Pharmaceuticals owe their effects mostly to their chemical composition, but the packaging of these drugs into specific physical formulations also needs to be done to exact specifications. For example, many drugs are encapsulated in solid microparticles, the size and shape of which determine the timing of the drug’s release and its delivery to specific parts of the body.
When engineering these drug microparticles, consistency is key, but common drug manufacturing techniques, such as spray drying and ball milling, produce uneven results. The ideal method involves microfluidics, a kind of liquid assembly line that drips out perfectly sized microparticles one at a time.
Now, University of Pennsylvania engineers have developed a microfluidic system where more than 10,000 of these devices run in parallel, all on a silicon-and-glass chip that can fit into a shirt pocket.
Scaling up microfluidic systems has been a major challenge, as they depend on tightly controlled flow rates to produce particles of a consistent size. The Penn team’s innovation is new fluidic architecture, built with the technology used to manufacture computer chips and resulting in a system that can manufacture these drug particles a thousand times faster than ever before.
The team, led by David Issadore, assistant professor in the School of Engineering and Applied Science’s Department of Bioengineering, and Sagar Yadavali, a postdoctoral researcher in Issadore’s lab, outlined the design of their system in the journal Nature Communications. Daeyeon Lee, professor in the Department of Chemical and Biomolecular Engineering, and Heon-Ho Jeong, then a graduate student in Lee’s lab, contributed to the study.
The Penn team is currently testing its system with David Lai, a research investigator at GlaxoSmithKline.

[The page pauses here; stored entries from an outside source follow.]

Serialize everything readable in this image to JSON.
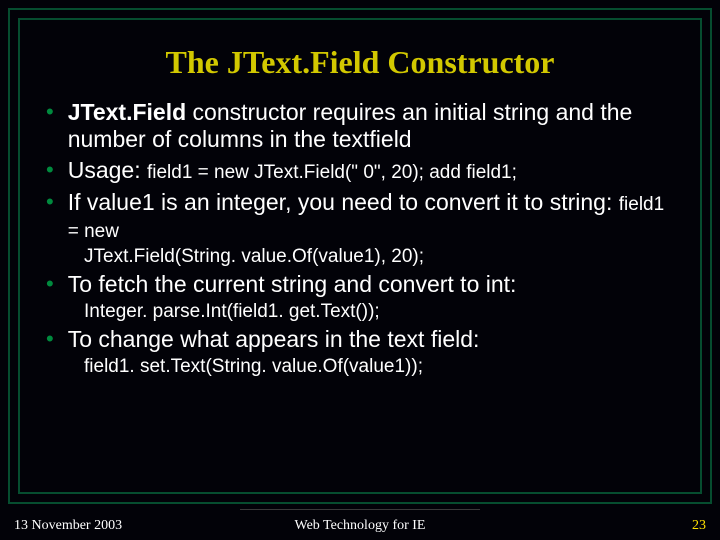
{
  "title": "The JText.Field Constructor",
  "bullets": {
    "b1_bold": "JText.Field",
    "b1_rest": " constructor requires an initial string and the number of columns in the textfield",
    "b2_lead": "Usage: ",
    "b2_code": "field1 = new JText.Field(\" 0\", 20); add field1;",
    "b3_lead": "If value1 is an integer, you need to convert it to string: ",
    "b3_code": "field1 = new",
    "b3_sub": "JText.Field(String. value.Of(value1), 20);",
    "b4": "To fetch the current string and convert to int:",
    "b4_sub": "Integer. parse.Int(field1. get.Text());",
    "b5": "To change what appears in the text field:",
    "b5_sub": "field1. set.Text(String. value.Of(value1));"
  },
  "footer": {
    "date": "13 November 2003",
    "course": "Web Technology for IE",
    "page": "23"
  }
}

Current pharmaceutical microparticle manufacturing techniques involve spraying them in liquid form from a nozzle and letting them dry, or milling larger solid particles down in a tumbler. However, since the microparticles are being made en masse, there can be significant variations in their size and shape.
“These manufacturing problems mean that an enormous amount of time and money is spent on size reductions,” Yadavali says. “That leads to higher costs.”
Microfluidics provides a potential solution to these problems. By synthesizing the drugs in a network of microscopic channels and chambers, surface tension and drag forces can be finely tuned to generate particles of a consistent size and shape. However, there are intrinsic limitations to how fast these microscale devices can work.
“The bottleneck for increasing the throughput of microfluidics is a fundamental physics problem,” Issadore says. “We cannot run the individual microfluidic devices faster than any other lab, because the microfluidic phenomenon that enables the drug microparticles to be precisely fabricated stops working above a critical flow rate; they go from making bubbles to making unstable jets.”
Typical flow rates are a milliliter per hour, far too slow to be of use in an industrial setting. Since increasing the flow rate is not an option, the only way to scale up production is to increase the number of devices.
Previous attempts at large-scale parallelization struggled with another trade-off. In order to distribute flow evenly to all of the devices on the chip, each individual device must have a large pressure drop across it relative to the pressure drop along the delivery channels that feed it. This results in each device running slower than they would if they were fed individually.
The Penn researchers solved this problem by separating the devices into one component that provides the required pressure drop and another downstream that makes the particles. This allows many devices to be incorporated in parallel without having an effect on the throughput of each one.
“By incorporating high-aspect-ratio flow resistors upstream of each device,” Yadavali says, “we can decouple individual droplet design from the system-level design, which allows us to incorporate any type of microfluidic particle generator we want and as many as we can fit onto a chip.”